Moreover, 21 percent of those surveyed admitted to medicating their kids with paracetamol, such as Panodil, before sending them to school.

The FOLA parents’ organisation is shocked by the findings.

“I think it is absolutely crazy. It simply cannot be that a child goes to school sick and plays with lots of other children. Then we are faced with the fact that they will infect the whole institution,” said FOLA chair Signe Nielsen.

Pill pushers
At the Børnehuset daycare institution in Silkeborg a meeting was called where parents were implored not to bring their sick children to school.

At Børnehuset there are fears that parents prefer to pack their kids off with a pill without informing teachers.

“We occasionally have children who that they have had a pill for breakfast,” said headteacher Susanne Bødker. “You might think that it is a Panodil more than a vitamin pill, if it is a child who has just been sick, for example.”

Parents sick and tired
Parents, when confronted, often cite pressure at work as a reason for not being able to stay at home with their children.
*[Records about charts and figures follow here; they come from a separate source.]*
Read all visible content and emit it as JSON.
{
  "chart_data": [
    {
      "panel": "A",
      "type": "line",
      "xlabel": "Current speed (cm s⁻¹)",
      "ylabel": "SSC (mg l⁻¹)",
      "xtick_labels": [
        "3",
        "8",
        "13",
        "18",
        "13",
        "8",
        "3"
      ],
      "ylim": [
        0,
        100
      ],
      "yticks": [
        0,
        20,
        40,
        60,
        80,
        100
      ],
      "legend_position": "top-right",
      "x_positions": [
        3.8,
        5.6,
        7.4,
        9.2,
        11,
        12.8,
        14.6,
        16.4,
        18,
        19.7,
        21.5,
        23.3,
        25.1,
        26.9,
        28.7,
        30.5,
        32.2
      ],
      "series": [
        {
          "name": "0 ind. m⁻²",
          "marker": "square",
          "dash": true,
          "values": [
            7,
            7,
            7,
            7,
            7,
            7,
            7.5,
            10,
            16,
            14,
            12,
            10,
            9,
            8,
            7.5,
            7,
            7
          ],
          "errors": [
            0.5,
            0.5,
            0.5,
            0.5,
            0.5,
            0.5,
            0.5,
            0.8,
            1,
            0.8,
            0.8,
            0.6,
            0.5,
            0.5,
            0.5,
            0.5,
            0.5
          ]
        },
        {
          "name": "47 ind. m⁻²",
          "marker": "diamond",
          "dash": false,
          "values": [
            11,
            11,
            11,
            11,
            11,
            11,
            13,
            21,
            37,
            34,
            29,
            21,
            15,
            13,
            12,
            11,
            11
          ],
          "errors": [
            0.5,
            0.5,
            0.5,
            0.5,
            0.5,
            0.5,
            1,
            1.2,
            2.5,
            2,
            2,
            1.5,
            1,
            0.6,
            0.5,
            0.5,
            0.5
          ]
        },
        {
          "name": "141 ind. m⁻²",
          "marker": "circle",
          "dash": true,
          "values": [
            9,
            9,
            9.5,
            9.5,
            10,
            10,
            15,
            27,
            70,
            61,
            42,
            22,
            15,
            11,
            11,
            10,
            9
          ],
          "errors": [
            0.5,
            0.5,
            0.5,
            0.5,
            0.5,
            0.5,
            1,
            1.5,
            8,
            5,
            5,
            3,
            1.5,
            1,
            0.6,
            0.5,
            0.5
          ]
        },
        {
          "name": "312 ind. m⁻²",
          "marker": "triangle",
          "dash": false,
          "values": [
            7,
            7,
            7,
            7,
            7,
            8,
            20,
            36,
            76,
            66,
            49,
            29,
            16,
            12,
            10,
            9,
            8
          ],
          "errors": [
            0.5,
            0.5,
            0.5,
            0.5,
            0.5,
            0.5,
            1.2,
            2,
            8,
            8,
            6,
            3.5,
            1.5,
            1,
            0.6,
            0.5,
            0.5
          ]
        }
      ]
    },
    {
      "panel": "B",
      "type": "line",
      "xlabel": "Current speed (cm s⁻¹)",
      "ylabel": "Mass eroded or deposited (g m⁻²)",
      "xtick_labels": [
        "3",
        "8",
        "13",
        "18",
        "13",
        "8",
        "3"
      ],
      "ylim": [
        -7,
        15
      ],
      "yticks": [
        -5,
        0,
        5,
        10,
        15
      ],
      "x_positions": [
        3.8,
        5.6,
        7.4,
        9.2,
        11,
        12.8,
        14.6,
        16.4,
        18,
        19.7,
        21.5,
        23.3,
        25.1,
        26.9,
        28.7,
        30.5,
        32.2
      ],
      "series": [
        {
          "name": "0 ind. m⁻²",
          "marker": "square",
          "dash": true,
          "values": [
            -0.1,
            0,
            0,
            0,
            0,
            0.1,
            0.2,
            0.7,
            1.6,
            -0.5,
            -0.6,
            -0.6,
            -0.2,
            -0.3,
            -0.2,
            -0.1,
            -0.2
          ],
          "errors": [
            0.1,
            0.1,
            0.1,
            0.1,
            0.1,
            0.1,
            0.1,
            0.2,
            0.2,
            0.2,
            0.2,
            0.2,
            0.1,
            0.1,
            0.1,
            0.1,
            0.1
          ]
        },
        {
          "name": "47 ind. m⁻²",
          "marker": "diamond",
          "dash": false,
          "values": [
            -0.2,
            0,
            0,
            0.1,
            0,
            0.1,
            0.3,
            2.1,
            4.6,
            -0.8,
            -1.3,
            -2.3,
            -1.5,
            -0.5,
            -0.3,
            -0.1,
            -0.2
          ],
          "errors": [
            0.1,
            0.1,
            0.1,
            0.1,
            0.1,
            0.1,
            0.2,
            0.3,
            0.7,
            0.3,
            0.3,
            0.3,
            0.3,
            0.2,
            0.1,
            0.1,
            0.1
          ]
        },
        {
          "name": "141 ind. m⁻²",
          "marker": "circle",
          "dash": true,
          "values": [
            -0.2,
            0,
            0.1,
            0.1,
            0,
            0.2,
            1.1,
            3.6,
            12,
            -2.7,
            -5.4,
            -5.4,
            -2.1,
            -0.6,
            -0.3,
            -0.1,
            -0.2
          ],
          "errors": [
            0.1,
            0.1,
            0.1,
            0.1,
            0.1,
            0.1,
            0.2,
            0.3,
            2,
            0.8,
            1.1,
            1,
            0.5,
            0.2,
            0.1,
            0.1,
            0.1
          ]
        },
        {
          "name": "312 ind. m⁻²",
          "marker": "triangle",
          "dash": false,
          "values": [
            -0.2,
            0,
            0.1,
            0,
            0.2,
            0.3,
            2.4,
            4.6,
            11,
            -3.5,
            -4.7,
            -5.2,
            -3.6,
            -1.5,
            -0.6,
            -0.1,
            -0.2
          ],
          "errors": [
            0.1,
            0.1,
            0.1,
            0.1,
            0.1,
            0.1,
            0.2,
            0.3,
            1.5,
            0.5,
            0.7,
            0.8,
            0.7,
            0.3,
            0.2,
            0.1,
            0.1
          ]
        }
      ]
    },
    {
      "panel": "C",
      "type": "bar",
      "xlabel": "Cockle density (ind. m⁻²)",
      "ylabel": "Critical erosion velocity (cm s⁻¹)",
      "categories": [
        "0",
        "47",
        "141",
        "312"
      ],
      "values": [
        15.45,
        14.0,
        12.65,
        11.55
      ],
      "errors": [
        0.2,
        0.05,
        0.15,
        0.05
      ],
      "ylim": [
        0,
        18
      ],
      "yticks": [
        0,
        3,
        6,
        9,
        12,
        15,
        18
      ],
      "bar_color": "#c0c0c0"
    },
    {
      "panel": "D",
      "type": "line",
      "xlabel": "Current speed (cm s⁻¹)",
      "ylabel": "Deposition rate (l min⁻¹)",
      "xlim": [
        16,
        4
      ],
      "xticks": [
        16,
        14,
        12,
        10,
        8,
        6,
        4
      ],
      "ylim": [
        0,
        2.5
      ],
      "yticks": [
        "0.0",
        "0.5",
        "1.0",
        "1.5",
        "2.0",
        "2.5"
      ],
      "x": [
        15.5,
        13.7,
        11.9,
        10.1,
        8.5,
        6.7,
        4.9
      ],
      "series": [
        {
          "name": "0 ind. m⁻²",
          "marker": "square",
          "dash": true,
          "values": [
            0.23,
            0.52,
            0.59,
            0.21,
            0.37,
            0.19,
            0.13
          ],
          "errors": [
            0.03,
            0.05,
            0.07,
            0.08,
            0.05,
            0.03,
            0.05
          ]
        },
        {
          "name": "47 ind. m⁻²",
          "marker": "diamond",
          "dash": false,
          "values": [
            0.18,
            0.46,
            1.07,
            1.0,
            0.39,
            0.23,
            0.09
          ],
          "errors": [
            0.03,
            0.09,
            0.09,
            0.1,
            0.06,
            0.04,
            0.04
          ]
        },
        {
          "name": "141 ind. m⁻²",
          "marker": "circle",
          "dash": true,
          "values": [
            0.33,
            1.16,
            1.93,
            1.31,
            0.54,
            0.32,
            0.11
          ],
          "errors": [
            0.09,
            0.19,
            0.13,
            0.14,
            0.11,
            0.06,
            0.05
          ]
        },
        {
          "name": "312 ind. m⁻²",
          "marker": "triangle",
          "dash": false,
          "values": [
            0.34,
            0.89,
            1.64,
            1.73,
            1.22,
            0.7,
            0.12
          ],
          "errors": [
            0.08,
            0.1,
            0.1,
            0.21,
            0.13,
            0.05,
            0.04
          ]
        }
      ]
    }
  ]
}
Many declare that they simply cannot take another day off, as they are afraid of being fired.

Allan Randrup Thomsen, a professor of virology at KU, has heavily criticised the parents’ actions, describing the current situation as a “vicious circle”.

“It promotes the spread of viruses, and it adds momentum to a cycle where parents are pressured by high levels of sick-leave. If they then choose to send the children to daycare while they are still recovering, they keep the epidemic going in daycares, and this in turn puts a greater burden on the parents.”